Most of the discussion focuses on head injuries, one of the leading causes of football-related fatalities. But the case of 16-year-old Cam'ron Matthews, who died of a brain aneurysm, shows that football deaths come in a variety of circumstances, and usually are not directly related to what happened on the field.

Cam'ron Matthews poses on the field with his sister Paige Matthews.
Cam'ron Matthews poses on the field with his sister Paige Matthews.Courtesy of Matthews family

Of the other five deaths so far this year, three were the result of head or neck injuries, one was caused by a ruptured spleen and one is believed to be related to a congenital heart defect.

And as tragic as these deaths are, they remain rare. In the past decade, an average of nine football players have died each season. About a third of the 88 deaths from 2005 to 2014 were the result of injuries sustained while playing — tackling, blocking, knocking helmets — according to data collected by the National Center for Catastrophic Sport Injury Research. The rest were caused by the complications from existing conditions, like heart ailments, or problems related to over-exertion, like heat stroke.

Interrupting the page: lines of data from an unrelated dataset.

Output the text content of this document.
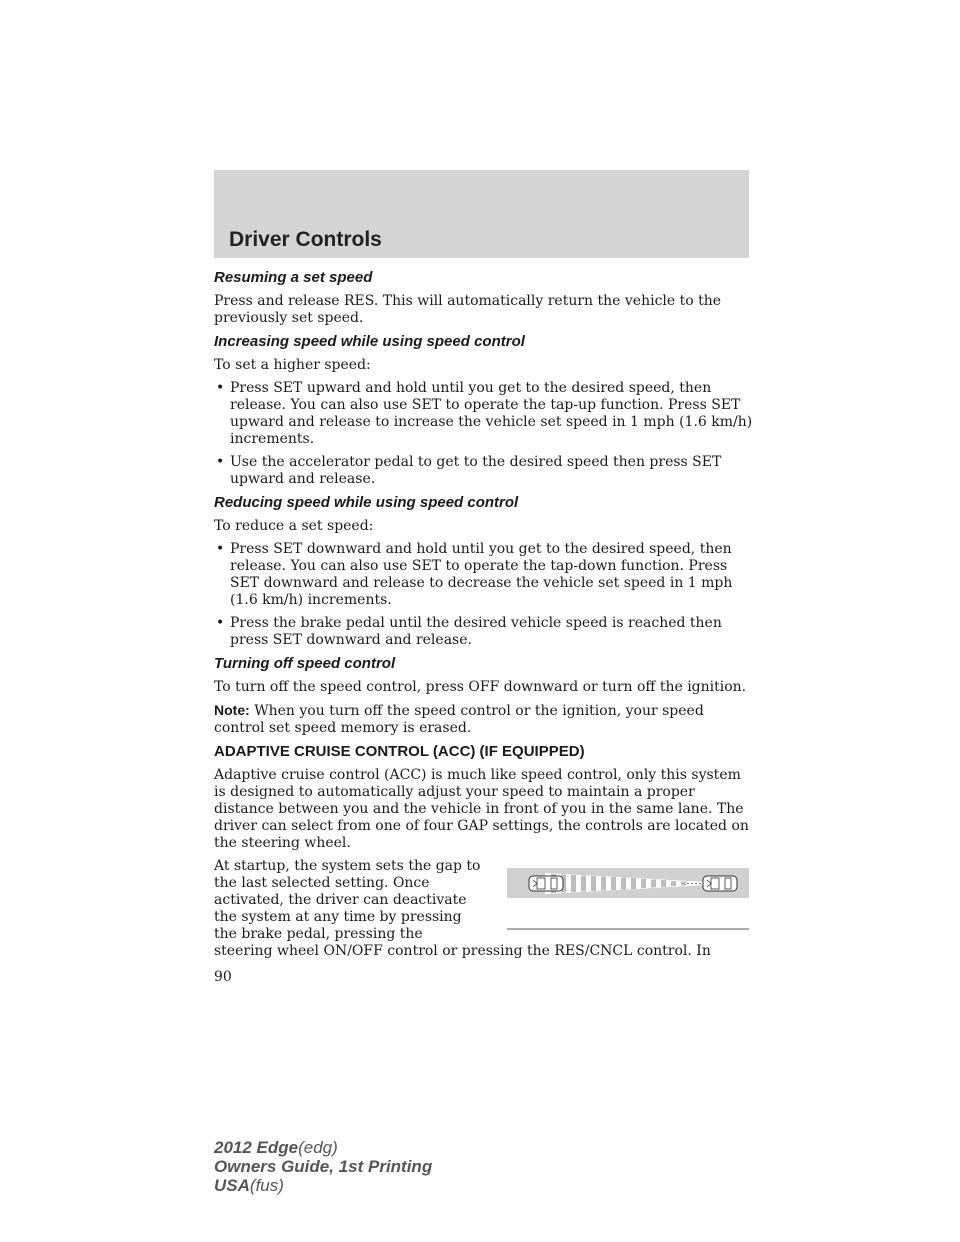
Driver Controls
Resuming a set speed

Press and release RES. This will automatically return the vehicle to the previously set speed.

Increasing speed while using speed control

To set a higher speed:

• Press SET upward and hold until you get to the desired speed, then release. You can also use SET to operate the tap-up function. Press SET upward and release to increase the vehicle set speed in 1 mph (1.6 km/h) increments.
• Use the accelerator pedal to get to the desired speed then press SET upward and release.
Reducing speed while using speed control

To reduce a set speed:

• Press SET downward and hold until you get to the desired speed, then release. You can also use SET to operate the tap-down function. Press SET downward and release to decrease the vehicle set speed in 1 mph (1.6 km/h) increments.
• Press the brake pedal until the desired vehicle speed is reached then press SET downward and release.
Turning off speed control

To turn off the speed control, press OFF downward or turn off the ignition.

Note: When you turn off the speed control or the ignition, your speed control set speed memory is erased.

ADAPTIVE CRUISE CONTROL (ACC) (IF EQUIPPED)

Adaptive cruise control (ACC) is much like speed control, only this system is designed to automatically adjust your speed to maintain a proper distance between you and the vehicle in front of you in the same lane. The driver can select from one of four GAP settings, the controls are located on the steering wheel.

At startup, the system sets the gap to the last selected setting. Once activated, the driver can deactivate the system at any time by pressing the brake pedal, pressing the

steering wheel ON/OFF control or pressing the RES/CNCL control. In

90
2012 Edge(edg)
Owners Guide, 1st Printing
USA(fus)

Put another way, the 2014 rate of deaths related directly to on-field action was a miniscule fraction of one percent (.00045, to be precise) for each 100,000 high school football players. That rate bobs up and down every year, but consistently remains less than half what it was 40 years ago.

High school quarterback Evan Murray, who died of a ruptured spleen.
High school quarterback Evan Murray, who died of a ruptured spleen.Yazzminn Vega

Still, among all sports, football is the most risky. And more than 1 million high school students participate.

Dawn Comstock, who researches sports injuries at the Colorado School of Public Health, said football has the highest rate of injuries and concussions — not just deaths — of all major high school sports. Among boys, contact sports such as hockey and lacrosse follow football. Among girls, soccer and cheerleading rank high, Comstock said.

Although the injury rate remains relatively low, the national debate about concussions and other football-related injuries has sparked efforts to make youth sports safer, Comstock said.

But as each death makes national headlines, the issue risks sparking irrational fears among parents — some of whom may want to pull their kids out of sports altogether.

That would be a mistake, Comstock said.

"The long-term negative health consequences of an inactive lifestyle — the increased risk of diabetes, heart disease, obesity — are much more likely in the big picture, and much more serious, compared to the incredibly small risk of any individual young athlete having a serious sports-related injury," she said.